S Karger, Department of Internal Medicine, University of Leipzig, Leipzig, 04103, Germany
C Weidinger, Department of Internal Medicine, University of Leipzig, Leipzig, Germany
K Krause, Department of Internal Medicine, University of Leipzig, Leipzig, Germany
S Sheu, Institute of Pathology and Neuropathology, University of Duisburg-Essen, Essen, Germany
T Aigner, Institute of Pathology, University of Leipzig, Leipzig, Germany
O Gimm, Department of Surgery, University of Halle-Wittenberg, Halle, Germany
K Schmid, Essen, Germany
H Dralle, Halle, Germany
D Fuehrer, Department of Internal Medicine, University of Leipzig, Leipzig, Germany

Correspondence: Stefan Karger, Email: stefan.karger{at}medizin.uni-leipzig.de

Abstract

The forkhead box transcription factor FOXO3a has recently been identified as central mediator of the cellular response to oxidative stress inducing cell cycle arrest or apoptosis. The aim of our study was to investigate the regulation of FOXO3a in the thyroid and to determine whether alterations in FOXO3a activity occur in thyroid carcinogenesis.
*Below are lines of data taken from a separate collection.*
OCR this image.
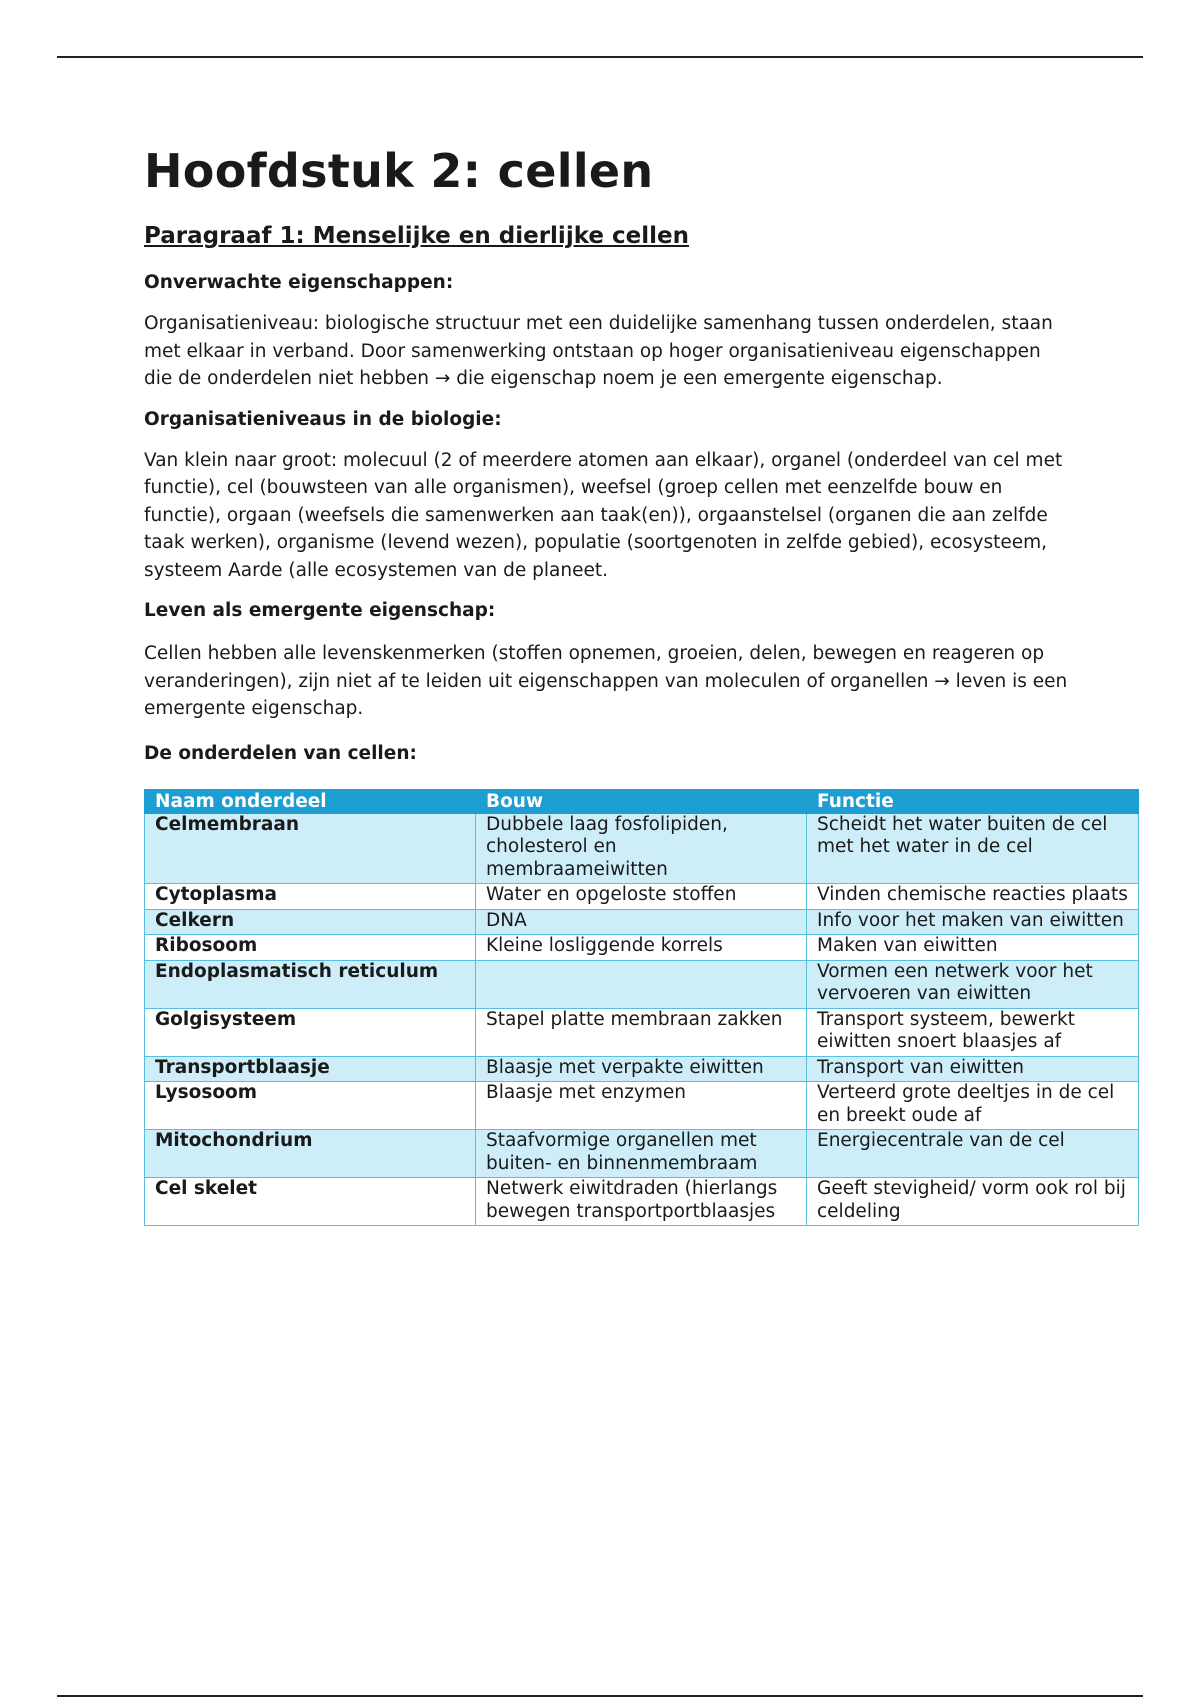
Hoofdstuk 2: cellen
Paragraaf 1: Menselijke en dierlijke cellen
Onverwachte eigenschappen:

Organisatieniveau: biologische structuur met een duidelijke samenhang tussen onderdelen, staan met elkaar in verband. Door samenwerking ontstaan op hoger organisatieniveau eigenschappen die de onderdelen niet hebben → die eigenschap noem je een emergente eigenschap.

Organisatieniveaus in de biologie:

Van klein naar groot: molecuul (2 of meerdere atomen aan elkaar), organel (onderdeel van cel met functie), cel (bouwsteen van alle organismen), weefsel (groep cellen met eenzelfde bouw en functie), orgaan (weefsels die samenwerken aan taak(en)), orgaanstelsel (organen die aan zelfde taak werken), organisme (levend wezen), populatie (soortgenoten in zelfde gebied), ecosysteem, systeem Aarde (alle ecosystemen van de planeet.

Leven als emergente eigenschap:

Cellen hebben alle levenskenmerken (stoffen opnemen, groeien, delen, bewegen en reageren op veranderingen), zijn niet af te leiden uit eigenschappen van moleculen of organellen → leven is een emergente eigenschap.

De onderdelen van cellen:
Naam onderdeel	Bouw	Functie
Celmembraan	Dubbele laag fosfolipiden, cholesterol en membraameiwitten	Scheidt het water buiten de cel met het water in de cel
Cytoplasma	Water en opgeloste stoffen	Vinden chemische reacties plaats
Celkern	DNA	Info voor het maken van eiwitten
Ribosoom	Kleine losliggende korrels	Maken van eiwitten
Endoplasmatisch reticulum		Vormen een netwerk voor het vervoeren van eiwitten
Golgisysteem	Stapel platte membraan zakken	Transport systeem, bewerkt eiwitten snoert blaasjes af
Transportblaasje	Blaasje met verpakte eiwitten	Transport van eiwitten
Lysosoom	Blaasje met enzymen	Verteerd grote deeltjes in de cel en breekt oude af
Mitochondrium	Staafvormige organellen met buiten- en binnenmembraam	Energiecentrale van de cel
Cel skelet	Netwerk eiwitdraden (hierlangs bewegen transportportblaasjes	Geeft stevigheid/ vorm ook rol bij celdeling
In vitro, we demonstrate that FOXO3a activity is negatively regulated by the PI3K/Akt cascade promoting increased phosphorylation and cytoplasmatic accumulation of FOXO3a with decreased transcription of the target genes p27kip1 and Bim but increased expression of Gadd45. In contrast, we show that H2O2 exposure activates FOXO3a in thyrocytes with JNK mediated nuclear accumulation of FOXO3a and increased expression of the cell cycle arrest genes p27kip1 and Gadd45. In vivo we observed a marked cytoplasmatic accumulation of FOXO3a in differentiated thyroid cancers, versus an exclusive nuclear accumulation in follicular adenoma and normal thyroid tissue. Moreover, this cytosolic accumulation of FOXO3a correlated with an increased phospho-Akt expression in thyroid malignancies and was accompanied by decreased expression of the FOXO targets p27kip1 and Bim and an increase in Gadd45 mRNA expression in the thyroid cancers. Our data suggest FOXO3a as a novel player of cellular stress response in the thyroid, mediating the fate of the thyrocyte either to survive or to undergo apoptosis. Furthermore, the PI3-kinase dependent FOXO3a inactivation might be a novel pathomechanism for the escape from apoptosis in thyroid cancer cells, in particular in follicular thyroid carcinoma.